The New York Consortium in Evolutionary Primatology
Professor Emeritus of Anthropology New York University
B.A. 1960, University College London Ph.D. 1964, University College London
Our field studies of wild primates, especially cercopithecoid monkeys, at various sites in tropical Africa have a broad focus on the processes by which species originate, become distinct, interact, and sometimes merge by hybridization. Some students have developed independent field projects, notably on mandrills (Mandrillus sphinx) in Gabon and hybridizing guenons (Cercopithecus ascanius and C. mitis) in Tanzania. Others have pursued projects based within our two major, ongoing, research efforts. The older of these is on the baboons (Papio hamadryas and P. anubis) and grivet monkeys (Cercopithecus aethiops aethiops) of the Awash National Park, Ethiopia. The project was begun in 1973 in collaboration with Hans Kummer (University of Zurich) and F.L. Brett (University College London), and since 1982 has been run in collaboration with J. Phillips-Conroy (Washington University, St. Louis). Many graduate students from NYU and other institutions have participated in fieldwork, and most of these have gone on to complete Ph.D. dissertations on the material gathered. Most of these have used a combination of observational data-gathering and increasingly sophisticated genetic and hormonal analyses. Our study was the first to investigate in depth a naturally-occurring primate hybrid zone and the first to apply "hands-on" methods of live-trapping, sampling, and release, to primate populations that were concurrently the subject of behavioral observation. Our quest for understanding of the biological bases of behavioral variation has led us into new areas – for instance assaying neurotransmitters in the cerebrospinal fluid, and relating their levels to variation in behavior. As a result, we have a unique genetic, developmental and biomedical database that extends over nearly thirty years, and much work remains to be done on it in the labs. Since 2000, our work on the Awash hybrid zone has centered on materials in hand, although a related project on hamadryas baboons initiated by a NYCEP colleague, Dr Larissa Swedell (CUNY), continues to collect information in the Awash region.

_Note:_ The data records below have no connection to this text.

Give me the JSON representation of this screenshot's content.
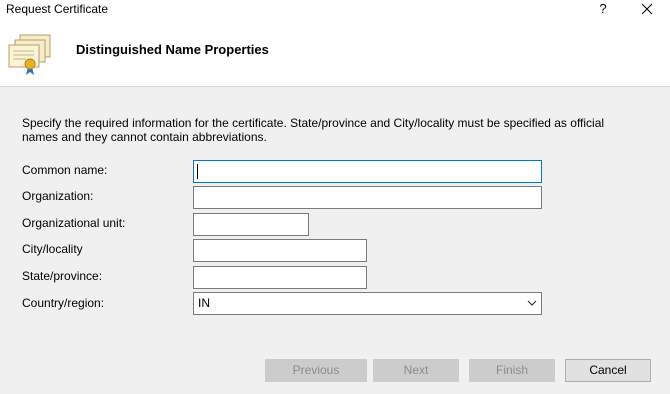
{
  "window": {
    "title": "Request Certificate",
    "help_glyph": "?"
  },
  "header": {
    "heading": "Distinguished Name Properties"
  },
  "description": "Specify the required information for the certificate. State/province and City/locality must be specified as official names and they cannot contain abbreviations.",
  "form": {
    "common_name": {
      "label": "Common name:",
      "value": ""
    },
    "organization": {
      "label": "Organization:",
      "value": ""
    },
    "organizational_unit": {
      "label": "Organizational unit:",
      "value": ""
    },
    "city": {
      "label": "City/locality",
      "value": ""
    },
    "state": {
      "label": "State/province:",
      "value": ""
    },
    "country": {
      "label": "Country/region:",
      "value": "IN"
    }
  },
  "buttons": {
    "previous": "Previous",
    "next": "Next",
    "finish": "Finish",
    "cancel": "Cancel"
  },
  "colors": {
    "focus_border": "#0078d7",
    "disabled_button": "#cccccc",
    "disabled_text": "#8c8c8c"
  }
}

In 2000, we initiated a new major project in Zambia, to investigate the distribution of three distinct baboon species (Papio cynocephalus, P. ursinus, and P. kindae) with adjoining ranges. We have been able to document the existence of all three of the predicted hybrid zones on the ground, and to make preliminary observations on the social behavior of the small-sized P. kindae, which turns out to have some unique and unexpected features. We have also collected material from which (in collaboration with Dr A. Burrell, a graduate of CSHO and NYCEP) we are piecing together the details of the complex genetic structure of these unique populations. A new phase of the Zambian project, slated to begin in 2010 with NSF support, involves a live-trapping program to document the basic biology, population structure, genetics and endocrine profiles of P. kindae, which are all virtually unknown.
We anticipate that there will be future opportunities for fieldwork by graduate students, both as members of field research teams, and individually in research projects.